LOUIS FABRITIUS DUBOURG (Amsterdam 1693 – 1775 Amsterdam)

Louis Fabritius Dubourg

Louis Fabritius Dubourg (Amsterdam 1693 – 1775 Amsterdam)

The Offering of Cain and Abel

Pen and grey ink, grey and brown wash, over traces of red chalk, framing lines in brown ink and green-grey wash, watermark Pro Patria, image size 240 x 175 mm (9.4 x 6.9 inch), sheet size 258 x 193 mm (10.2 x 7.6 inch)

Monogrammed ‘LFDB’ and dated ‘1757’ (lower left)

Private collection, The Netherlands


Amsterdam-born Louis Fabritius Dubourg had been destined to follow in his father’s merchant footsteps, but showed a remarkable artistic talent at early age. He studied with Gerard de Lairesse and Jacob van Huysum, but was only able to explore his talents to the full when he took up the office of Churchwarden of the Amstel Church in 1718. His friendship with Bernard Picart was also of seminal importance for his artistic development. The prominent Dutch collector Cornelis Ploos van Amstel (1726-1798) considered Dubourg among the foremost artists of his time, ranking him alongside Isaac de Moucheron, Jacob de Wit and Cornelis Troost.1

Dubourg specialised in the most noble genre of history painting, taking episodes from the Scriptures and ancient mythology as his subjects. He studied the human physique in many red chalk academy nudes, some of which are preserved in the Rijksmuseum, Amsterdam. This practice is clearly reflected in the present drawing, the subject of which allowed Dubourg to display his skill in depicting the male anatomy.

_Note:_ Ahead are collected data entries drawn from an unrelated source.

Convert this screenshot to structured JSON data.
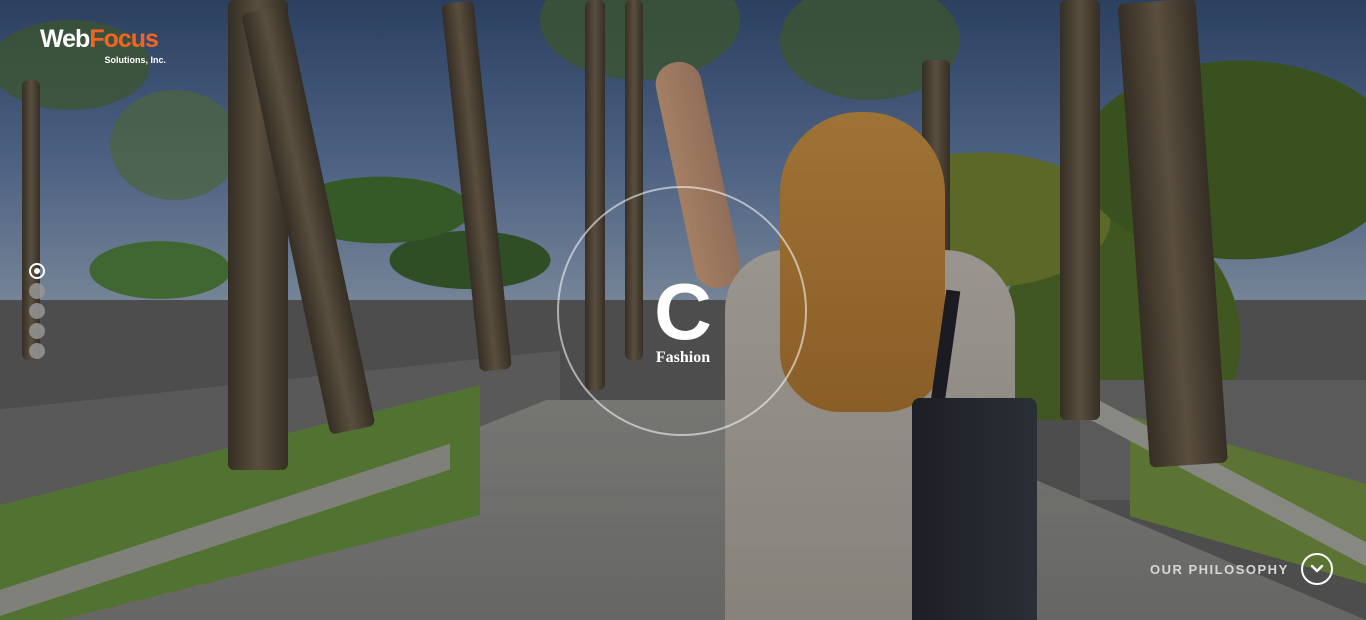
{
  "logo": {
    "word_primary": "Web",
    "word_accent": "Focus",
    "subline": "Solutions, Inc.",
    "accent_color": "#f26522"
  },
  "slider": {
    "dot_count": 5,
    "active_index": 0
  },
  "emblem": {
    "letter": "C",
    "label": "Fashion"
  },
  "philosophy": {
    "label": "OUR PHILOSOPHY",
    "icon": "chevron-down-icon"
  },
  "hero": {
    "icon": "hero-background-photo"
  }
}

The subject of the offering of Cain and Abel is rarely depicted in the history of art. As told in Genesis 4:1-7, Cain offered a selection of the fruit of the ground to God, while Abel offered the firstborn of his flock of sheep. The Lord had regard for Abel’s offering, but rejected Cain’s. Dubourg has depicted the bewildered Cain contemplating his brother Abel, whose sacrifice is burning vigorously. Ultimately Cain’s inappropriate attitude in worshipping the Lord resulted in the death of his brother Abel. This work can for instance be compared to Dubourg’s drawing of Mercury and Argus in the Rijksmuseum, Amsterdam (fig.).2

Although Dubourg produced this drawing in the middle of the eighteenth century during the height of the Rococo period, the sheet appears almost Neoclassical in outlook, foreshadowing the work of the great Jacques-Louis David (1748-1825). Dubourg himself applied the framing lines in pen and brown ink and greenish wash, which together with the monogram and date indicates that the drawing was intended for sale to a collector from the outset. The drawing of Mercury and Argus in the Rijksmuseum has identical framing lines.

1. M. van Berge-Gerbaud (a.o.), Hartstochtelijk verzameld. Beroemde tekeningen in 18de-eeuwse Hollandse collecties, Paris/Bussum 2001, p. 221.
2. Pen and brown ink, grey-brown wash, red chalk, heigthened in white, 273 x 196 mm, inv. no. RP-T-1938-144.